Table 1 Time necessary for the DGA for homogeneous clusters

The results depicted in Table 1 can be used for the determination of the mean computation time of the fitness value of a single OGA individual using one processor core depending on the number of DGA generations. Following the calculation of the OGA fitness function (see Eq. 2) and using the last row of Table 1, this mean time can be calculated as:

$$ \overline{{T_{G}^{OGA} }} = 3 \cdot \left( {\overline{{T_{64,G}^{DGA} }} + \overline{{T_{256,G}^{DGA} }} + \overline{{T_{1,024,G}^{DGA} }} } \right) , $$
(3)

where \( \overline{{T_{G}^{OGA} }} \) is the mean computation time necessary for the calculation of the OGA individual for G DGA generations, and \( \overline{{T_{X,G}^{DGA} }} \) are the mean times necessary for the DGA for G generations and X crossroads of the divided road traffic network (i.e. values in last row of Table 1). It should be noted that the distributed OGA is intended to utilize all four processor cores of each node of the distributed computer. It has been determined in (Potuzak 2012b) that it is possible for the price of 7 % slowdown in comparison to the utilization of only one core. The mean computation time of the fitness value of a single OGA individual for different numbers of DGA generations is summarized in Table 2.

Table 2 The mean computation time of the fitness value of a single DGA individual

The mean computation time of the fitness value of a single OGA individual for mean number of generations increased by 7 % (see most right cell in last row of the Table 2) can be designated the OGA individual computation time. Comparing the new results depicted in Table 2 with the results described in Potuzak (2013b), the new OGA individual computation time is only roughly 17 % of the OGA individual computation time described in Potuzak (2013b). The reasons of this speedup are the optimization of the DGA (see Sect. 3.2) and the change of the calculation of the OGA fitness function (the division into 16 sub-networks is no longer considered—see Sect. 4.1).

Using the OGA individual computation time and knowing there are 90 individuals per OGA generation, it is possible to determine the total computation time of the OGA. Considering that the distributed computer for the OGA would consist of 24 nodes (i.e. computers from both considered classrooms—see Sect. 4.2), there are 24 × 4 = 96 processors’ cores available for the OGA working processes. The OGA control process can reside in another computer at our disposal. The OGA computation time in dependence on the number of OGA generations is summarized in the Table 3.

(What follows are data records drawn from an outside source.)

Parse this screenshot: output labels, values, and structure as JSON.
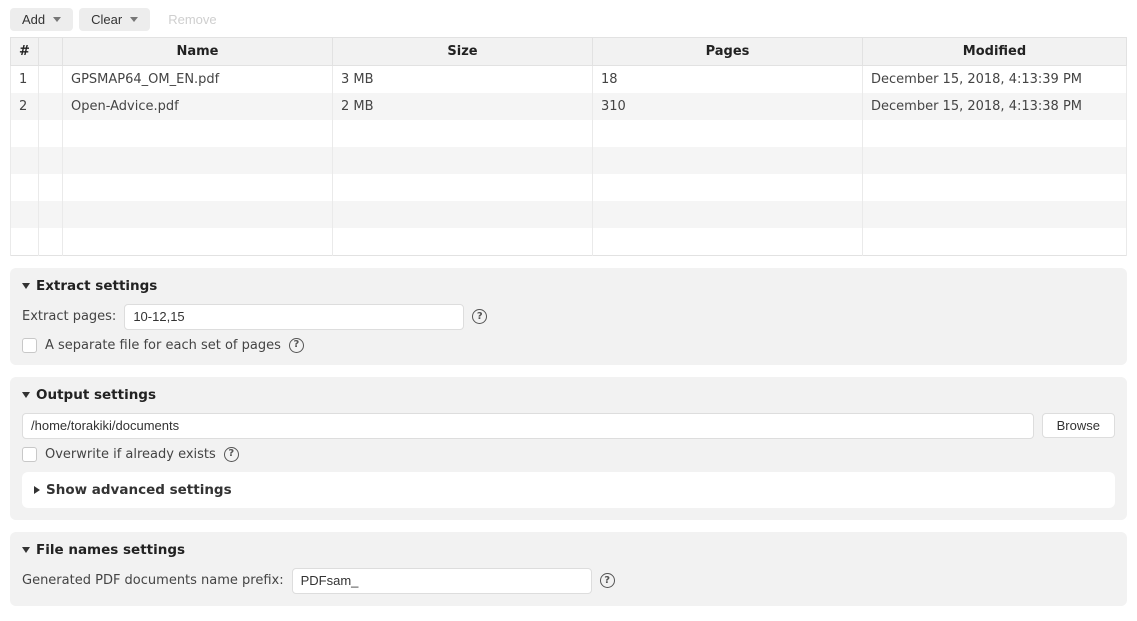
{
  "toolbar": {
    "add": "Add",
    "clear": "Clear",
    "remove": "Remove"
  },
  "table": {
    "headers": {
      "hash": "#",
      "lock": "",
      "name": "Name",
      "size": "Size",
      "pages": "Pages",
      "modified": "Modified"
    },
    "rows": [
      {
        "idx": "1",
        "name": "GPSMAP64_OM_EN.pdf",
        "size": "3 MB",
        "pages": "18",
        "modified": "December 15, 2018, 4:13:39 PM"
      },
      {
        "idx": "2",
        "name": "Open-Advice.pdf",
        "size": "2 MB",
        "pages": "310",
        "modified": "December 15, 2018, 4:13:38 PM"
      }
    ],
    "empty_rows": 5
  },
  "extract": {
    "title": "Extract settings",
    "pages_label": "Extract pages:",
    "pages_value": "10-12,15",
    "separate_file_label": "A separate file for each set of pages"
  },
  "output": {
    "title": "Output settings",
    "path": "/home/torakiki/documents",
    "browse": "Browse",
    "overwrite_label": "Overwrite if already exists",
    "advanced_title": "Show advanced settings"
  },
  "filenames": {
    "title": "File names settings",
    "prefix_label": "Generated PDF documents name prefix:",
    "prefix_value": "PDFsam_"
  }
}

Table 3 Total computation time of the OGA depending on the number of OGA generations

As can be seen in the Table 3, the OGA computation time ranges from 5 to 515 days, depending on the number of OGA generations. So, at least the lower numbers of OGA generations seem to be feasible. The time necessary for the macroscopic simulation used for the obtaining of the weights of traffic lanes is not included in the OGA computation time. The reason is that the macroscopic simulation is performed only once and is very fast (several seconds for the largest road traffic network). Similarly, the time necessary for inter-process communication is not included, because the communication is performed rarely during the OGA computations (two messages per OGA generation per working process).

6 Conclusions

In this paper, we described the optimization of the genetic algorithm for road traffic network division (DGA) using a distributed optimizing genetic algorithm (distributed OGA). We focus on the determination of the total time necessary for the distributed OGA computation. Depending on the number of OGA generations, this computation time ranges from 5 to 515 days on 24 quad-core computers. So, the OGA seems to be feasible at least for lower numbers of OGA generations.

Currently, the OGA implementation is nearly complete. The debugging and preliminary testing, which are crucial for such a long computation, are now ongoing. The further step in our research is to perform the OGA in order to find optimal settings of the DGA parameters.